Владик не приехал ни через день, ни через два, ни через три. Маринка позвала к себе Нюшку и сказала:

-Хотела ты дом мой купить для дочери и зятя, покупай!

-А как же Владик будет, когда вернется?

-Как хочет, дом мой, на меня записан, бери!

Нюшка побежала к себе домой, сообщать радостную весть дочери и зятю. После обеда они с Маринкой сходили к главе администрации, подписали документы. Нюшка отдала Маринке деньги , и та, в чем была, поехала к дочери в город.

-Ты из шкафа даже ничего свое не возьмешь?- удивилась Нюшка.

-Не надо мне ничего старого, есть деньги, новое куплю в городе.

Через неделю мальчишки из приюта, убежавшие в лес по орехи, нашли в буераках голого мужика. Они даже не разглядели его, испугались, что неживой, и побежали в Молочные дворы, сказать взрослым. Молочнодворцы кинулись в лес и принесли оттуда мужика, совсем голого и сильно избитого. Это был Владик.

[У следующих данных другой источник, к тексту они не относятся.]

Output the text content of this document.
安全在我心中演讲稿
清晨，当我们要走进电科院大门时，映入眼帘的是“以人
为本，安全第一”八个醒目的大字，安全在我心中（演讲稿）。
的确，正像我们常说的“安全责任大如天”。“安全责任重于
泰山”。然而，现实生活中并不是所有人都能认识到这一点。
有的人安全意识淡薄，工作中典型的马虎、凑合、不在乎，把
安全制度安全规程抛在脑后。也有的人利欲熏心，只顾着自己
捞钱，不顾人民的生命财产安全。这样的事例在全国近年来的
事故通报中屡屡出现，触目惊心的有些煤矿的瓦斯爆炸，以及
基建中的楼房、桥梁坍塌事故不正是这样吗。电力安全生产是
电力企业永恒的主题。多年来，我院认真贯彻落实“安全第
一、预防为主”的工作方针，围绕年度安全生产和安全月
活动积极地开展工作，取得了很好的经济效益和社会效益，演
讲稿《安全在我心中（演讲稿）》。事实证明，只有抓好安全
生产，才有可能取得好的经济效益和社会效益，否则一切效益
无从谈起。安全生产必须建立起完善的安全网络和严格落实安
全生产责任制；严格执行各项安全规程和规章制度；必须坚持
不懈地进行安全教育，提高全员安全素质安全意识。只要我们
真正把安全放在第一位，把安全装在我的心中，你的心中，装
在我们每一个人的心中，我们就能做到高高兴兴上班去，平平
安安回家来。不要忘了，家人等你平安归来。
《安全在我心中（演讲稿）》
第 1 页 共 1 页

Когда Надинка привезла его в город, то первым делом позвонила своему бывшему богатому любовнику, у которого она требовала большие отступные, и сообщила, что жива и что у нее есть свидетель расправы. Но любовник не испугался угроз, а приехал на квартиру к Надинке и велел охранникам схватить Владика и хорошенько поучить его. Те скрутили мужика, здорово побили его и отвезли в лес, на то самое место, куда бросили перед этим Надинку.

Отлеживался Владик в молочнодворском медпункте, потому что домой ему было нельзя. В его доме уже жили чужие люди. Приютская врачиха ему про это рассказала и опять в ногах валялась, слезно просила не говорить никому, что она бумаги о побоях Надинки составляла. Врачиха не хотела, чтобы и ее также избили и бросили в лесу, а потом голую через всю деревню таскали. Какая же после этого у нее была репутация?

По деревне прошел слух, что Владик пойдет бомжевать. Потому что ревнивая Маринка к себе в город его не пустит, а Нюшку из своего проданного дома он выгнать не сможет. Но через две недели, к изумлению молочнодворцев, Владик, встретившись и о чем-то долго потолковав с Нюшкой рябой, снова стал жить в своем доме, а Нюшка взяла дочь и зятя обратно. Никто не понял, что же произошло, и каждый оценил это по-своему. Одни считали, что таким образом она только хотела выставиться перед деревней – вот, мол, отказалась все-таки наживаться на чужом горе. Другие откровенно поругивали дурой. Народ-то в Молочных дворах жил разный. Однако Нюшке больше нравилось, когда ее подхваливали за сказочную доброту, и она теперь всегда специально покрывала на голову белый праздничный полушалок, когда шла к колодцу или в магазин.

Деньги за проданный дом Владик возвращал ей постепенно, получая их с продажи молока в приют. Новый директор, назначенный вместо Нины Ивановны, также, как она, закупал продукты у деревенских, только платил им побольше. А как в городе поживала Маринка, было неизвестно. Владик ни разу этим не поинтересовался, но и других женщин в дом не брал. Впрочем, молочнодворцы резонно считали, что хорошая женщина с мужиком, имеющим такую худую репутацию, жить не станет – забоится позора. Он жил один, и сам выгонял по утрам свою Дашку на луг и мечтал, что уже совсем скоро в их деревню проведут газ и ему не надо будет ходит в лес за березами.